In the same race, Marylou Whitney’s Ninth Client (as opposed to Client #9) goes for Wayne Lukas and Cornelio Velasquez. The Bruce-Levine trained Mike from Queens (not, according to the program, Mike Francesa from WFAN) gets post 1, and Sean Avery, scratched from a recent start, is another AE. Are these scratches a harbinger of a trade?

There’s regal breeding all over this race, with A.P. Indy, Gone West, Lemon Drop Kid, Malibu Moon, and Tapit, among other sires, making appearances. I love these first-time starter baby races, maybe because luck as much as handicapping plays a part, maybe because I like seeing the young ones in the paddock and on the track, maybe because each entry seems so tantalizingly full of promise, with no bad running lines to sully impressions. Or maybe because they remind me of Saratoga, where we get to see so many of these types of races.

A race later, in a maiden claimer, Judiciary for the eighth time to break her maiden; she’s hit the board only once in seven previous tries. I remember her because of a story that my mother sent me last fall:

A thoroughbred racehorse broke out of its stall near the Oklahoma Training
Track on Thursday afternoon and made it nearly a mile up Lake Avenue, reaching
The Saratogian’s parking lot.

Judiciary went up Lake Avenue, trotting toward Gaffney’s and into dangerous car traffic on Putnam and Caroline streets, when Public Works Commissioner Tom McTygue noticed what was happening.
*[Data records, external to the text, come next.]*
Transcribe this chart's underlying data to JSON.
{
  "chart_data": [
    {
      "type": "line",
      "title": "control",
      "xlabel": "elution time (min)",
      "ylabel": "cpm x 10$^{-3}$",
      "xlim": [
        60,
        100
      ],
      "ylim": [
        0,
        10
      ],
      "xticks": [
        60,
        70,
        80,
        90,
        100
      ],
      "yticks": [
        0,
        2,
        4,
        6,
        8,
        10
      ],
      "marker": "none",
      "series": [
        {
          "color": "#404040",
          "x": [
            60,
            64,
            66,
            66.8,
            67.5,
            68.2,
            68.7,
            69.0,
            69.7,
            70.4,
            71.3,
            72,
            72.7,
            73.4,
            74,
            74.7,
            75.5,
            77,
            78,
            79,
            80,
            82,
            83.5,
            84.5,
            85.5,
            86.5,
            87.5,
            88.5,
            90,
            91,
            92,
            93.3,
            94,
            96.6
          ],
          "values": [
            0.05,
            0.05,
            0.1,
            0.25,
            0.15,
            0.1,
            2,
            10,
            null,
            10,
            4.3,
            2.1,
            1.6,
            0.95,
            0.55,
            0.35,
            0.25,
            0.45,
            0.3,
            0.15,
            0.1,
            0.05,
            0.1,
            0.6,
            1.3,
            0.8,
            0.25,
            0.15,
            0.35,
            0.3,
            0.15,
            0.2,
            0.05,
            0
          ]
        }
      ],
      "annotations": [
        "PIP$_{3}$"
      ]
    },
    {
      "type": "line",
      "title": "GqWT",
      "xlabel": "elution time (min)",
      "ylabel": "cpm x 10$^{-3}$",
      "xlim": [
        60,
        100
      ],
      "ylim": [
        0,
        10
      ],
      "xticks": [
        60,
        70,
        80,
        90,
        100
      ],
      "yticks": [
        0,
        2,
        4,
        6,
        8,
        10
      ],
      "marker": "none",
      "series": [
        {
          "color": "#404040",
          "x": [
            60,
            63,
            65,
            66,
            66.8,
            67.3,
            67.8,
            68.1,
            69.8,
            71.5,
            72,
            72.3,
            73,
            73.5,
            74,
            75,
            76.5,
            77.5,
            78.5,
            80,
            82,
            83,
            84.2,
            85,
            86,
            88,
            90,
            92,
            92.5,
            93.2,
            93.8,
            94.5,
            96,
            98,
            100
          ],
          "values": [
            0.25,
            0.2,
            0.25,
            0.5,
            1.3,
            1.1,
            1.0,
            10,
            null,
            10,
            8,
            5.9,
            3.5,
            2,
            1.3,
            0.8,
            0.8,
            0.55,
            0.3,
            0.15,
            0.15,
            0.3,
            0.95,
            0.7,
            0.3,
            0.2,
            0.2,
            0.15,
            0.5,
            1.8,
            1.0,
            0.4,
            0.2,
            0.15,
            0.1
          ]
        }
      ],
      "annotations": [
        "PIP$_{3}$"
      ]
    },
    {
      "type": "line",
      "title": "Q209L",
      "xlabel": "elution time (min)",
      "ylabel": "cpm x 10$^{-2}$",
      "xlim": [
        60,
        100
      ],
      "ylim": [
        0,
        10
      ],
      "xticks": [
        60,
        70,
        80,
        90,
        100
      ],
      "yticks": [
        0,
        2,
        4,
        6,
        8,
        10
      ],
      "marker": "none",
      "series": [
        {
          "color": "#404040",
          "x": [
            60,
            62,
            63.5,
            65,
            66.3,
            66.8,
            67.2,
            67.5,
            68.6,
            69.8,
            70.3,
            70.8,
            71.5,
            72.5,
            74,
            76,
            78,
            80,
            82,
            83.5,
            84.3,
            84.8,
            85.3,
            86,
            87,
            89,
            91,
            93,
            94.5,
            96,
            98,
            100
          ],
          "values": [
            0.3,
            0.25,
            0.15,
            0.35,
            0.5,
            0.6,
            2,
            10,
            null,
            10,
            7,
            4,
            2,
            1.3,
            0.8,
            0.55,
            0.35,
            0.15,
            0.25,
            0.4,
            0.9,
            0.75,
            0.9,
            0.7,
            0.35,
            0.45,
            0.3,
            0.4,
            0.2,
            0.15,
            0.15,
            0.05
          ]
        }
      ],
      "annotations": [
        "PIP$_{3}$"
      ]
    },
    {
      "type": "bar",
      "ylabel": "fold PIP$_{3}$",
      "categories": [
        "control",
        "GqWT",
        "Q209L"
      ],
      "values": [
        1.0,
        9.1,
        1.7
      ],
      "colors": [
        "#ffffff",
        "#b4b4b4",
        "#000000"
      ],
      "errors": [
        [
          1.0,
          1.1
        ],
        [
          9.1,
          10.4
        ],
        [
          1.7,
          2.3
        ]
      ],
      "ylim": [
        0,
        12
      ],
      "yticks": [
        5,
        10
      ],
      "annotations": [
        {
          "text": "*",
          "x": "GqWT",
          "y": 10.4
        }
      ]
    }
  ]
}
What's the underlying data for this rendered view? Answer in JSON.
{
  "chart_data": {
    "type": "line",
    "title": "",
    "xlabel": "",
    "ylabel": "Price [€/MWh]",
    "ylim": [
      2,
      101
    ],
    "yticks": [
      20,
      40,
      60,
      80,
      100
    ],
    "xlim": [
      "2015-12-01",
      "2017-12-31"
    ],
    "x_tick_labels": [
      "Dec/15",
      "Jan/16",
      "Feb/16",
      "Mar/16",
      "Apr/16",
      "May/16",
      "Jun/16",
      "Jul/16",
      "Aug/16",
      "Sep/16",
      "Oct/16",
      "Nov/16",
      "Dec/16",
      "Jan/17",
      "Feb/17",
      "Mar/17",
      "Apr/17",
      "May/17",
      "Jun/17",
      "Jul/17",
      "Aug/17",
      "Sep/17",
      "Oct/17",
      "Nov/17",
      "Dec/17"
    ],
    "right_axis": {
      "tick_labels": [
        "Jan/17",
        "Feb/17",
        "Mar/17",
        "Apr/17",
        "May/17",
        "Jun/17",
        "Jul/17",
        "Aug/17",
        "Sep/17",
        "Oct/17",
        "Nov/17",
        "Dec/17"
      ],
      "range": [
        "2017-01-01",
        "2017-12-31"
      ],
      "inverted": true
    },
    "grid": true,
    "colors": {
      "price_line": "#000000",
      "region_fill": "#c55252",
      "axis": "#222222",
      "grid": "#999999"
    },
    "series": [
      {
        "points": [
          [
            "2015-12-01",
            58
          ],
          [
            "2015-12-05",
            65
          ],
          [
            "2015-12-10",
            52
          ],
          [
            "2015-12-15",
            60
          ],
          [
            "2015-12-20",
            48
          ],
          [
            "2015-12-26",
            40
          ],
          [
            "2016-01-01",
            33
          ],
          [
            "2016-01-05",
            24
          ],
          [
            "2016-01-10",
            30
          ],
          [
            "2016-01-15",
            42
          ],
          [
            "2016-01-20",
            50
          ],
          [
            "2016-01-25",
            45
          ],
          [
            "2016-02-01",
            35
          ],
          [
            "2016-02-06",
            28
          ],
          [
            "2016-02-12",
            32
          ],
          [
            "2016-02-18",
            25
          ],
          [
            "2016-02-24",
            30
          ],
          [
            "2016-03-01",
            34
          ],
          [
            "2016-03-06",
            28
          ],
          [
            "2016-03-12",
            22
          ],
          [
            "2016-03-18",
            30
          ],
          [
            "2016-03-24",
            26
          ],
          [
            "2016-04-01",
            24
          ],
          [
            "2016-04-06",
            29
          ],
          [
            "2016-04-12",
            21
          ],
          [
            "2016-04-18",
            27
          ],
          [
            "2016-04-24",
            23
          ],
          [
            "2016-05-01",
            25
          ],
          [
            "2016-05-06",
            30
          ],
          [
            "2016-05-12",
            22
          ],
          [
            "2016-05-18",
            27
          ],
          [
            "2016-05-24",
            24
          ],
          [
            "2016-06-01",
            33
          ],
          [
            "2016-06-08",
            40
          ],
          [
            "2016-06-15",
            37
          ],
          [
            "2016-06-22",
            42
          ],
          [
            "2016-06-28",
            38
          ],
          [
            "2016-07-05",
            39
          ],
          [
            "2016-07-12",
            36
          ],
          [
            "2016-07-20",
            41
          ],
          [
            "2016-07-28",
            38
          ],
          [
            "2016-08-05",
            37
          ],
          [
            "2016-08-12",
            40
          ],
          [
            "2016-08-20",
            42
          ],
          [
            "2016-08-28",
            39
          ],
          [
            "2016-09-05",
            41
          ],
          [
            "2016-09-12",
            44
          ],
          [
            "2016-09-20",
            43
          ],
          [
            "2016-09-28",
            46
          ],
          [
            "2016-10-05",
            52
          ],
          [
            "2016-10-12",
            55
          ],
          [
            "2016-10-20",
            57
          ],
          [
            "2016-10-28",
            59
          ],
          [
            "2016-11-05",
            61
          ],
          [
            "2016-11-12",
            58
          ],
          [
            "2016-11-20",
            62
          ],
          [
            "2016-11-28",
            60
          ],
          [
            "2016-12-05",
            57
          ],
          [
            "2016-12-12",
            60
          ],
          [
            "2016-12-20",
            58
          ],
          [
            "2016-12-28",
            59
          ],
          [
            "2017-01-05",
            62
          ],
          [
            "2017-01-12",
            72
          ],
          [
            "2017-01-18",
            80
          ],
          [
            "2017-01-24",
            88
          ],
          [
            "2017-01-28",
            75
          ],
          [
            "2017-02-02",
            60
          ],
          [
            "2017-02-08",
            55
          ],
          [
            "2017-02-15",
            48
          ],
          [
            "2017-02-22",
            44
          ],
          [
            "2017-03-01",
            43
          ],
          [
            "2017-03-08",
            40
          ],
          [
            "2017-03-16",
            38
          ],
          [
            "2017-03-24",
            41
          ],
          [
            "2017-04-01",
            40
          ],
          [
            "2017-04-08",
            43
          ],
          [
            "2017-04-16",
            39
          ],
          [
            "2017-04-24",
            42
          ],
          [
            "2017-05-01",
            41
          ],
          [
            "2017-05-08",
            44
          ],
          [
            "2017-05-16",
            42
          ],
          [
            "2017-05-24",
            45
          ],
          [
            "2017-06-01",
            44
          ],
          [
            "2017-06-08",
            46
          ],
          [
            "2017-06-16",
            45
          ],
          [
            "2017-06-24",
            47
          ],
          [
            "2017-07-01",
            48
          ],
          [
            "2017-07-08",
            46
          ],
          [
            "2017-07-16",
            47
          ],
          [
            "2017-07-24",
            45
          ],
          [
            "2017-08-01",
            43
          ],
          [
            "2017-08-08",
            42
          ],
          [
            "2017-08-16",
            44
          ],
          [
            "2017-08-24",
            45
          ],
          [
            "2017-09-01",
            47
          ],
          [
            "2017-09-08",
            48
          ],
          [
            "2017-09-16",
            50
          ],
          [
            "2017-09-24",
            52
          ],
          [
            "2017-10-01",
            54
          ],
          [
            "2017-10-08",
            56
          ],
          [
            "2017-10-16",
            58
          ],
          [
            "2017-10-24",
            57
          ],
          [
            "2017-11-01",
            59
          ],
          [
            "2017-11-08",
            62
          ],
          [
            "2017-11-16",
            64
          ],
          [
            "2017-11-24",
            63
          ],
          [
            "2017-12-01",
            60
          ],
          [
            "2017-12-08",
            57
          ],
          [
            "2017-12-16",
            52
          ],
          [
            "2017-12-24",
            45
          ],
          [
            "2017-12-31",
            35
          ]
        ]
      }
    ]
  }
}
The horse spotted McTygue and turned around, heading back toward Nemec’s Feed
Store and the Parting Glass restaurant on Pavilion Row. By this time, city
Animal Control Officer Denny Butler was on the scene, and the groom who’d been
chasing the horse, had caught up carrying a bridle over his arm.

Employees of area businesses, including a cook at D’Andrea’s Pizza in an
apron streaked with red sauce, came out to the commotion and helped corral the
filly against the back wall of the Parting Glass. (The Saratogian)

Clearly following a well-worn path from the track to the Parting Glass, Judiciary was unhurt except for some cuts and scrapes. To this point, that adventure was her most distinguished run; she’s 4 – 1 today under Mike Luzzi.

7 thoughts on “Thursday morning quick picks

  1. “trotting towards Gaffney’s”-Just a young pretty lady doing the bar crawl on Caroline Street-what’s wrong with that?

  2. Oh, Linda, that made me laugh!She was a well-beaten third today. Wonder if she’ll be back at Saratoga this summer?

  3. I believe Speight the Halo, who finished 2nd at Hollywood on June 29, was the first of the Speight-named offspring of Speightstown to hit the track.

  4. Thanks for the correction, anon; I should have clarified to say “first in New York”–but I didn’t check to make sure that was right, either!”Speight the Halo”??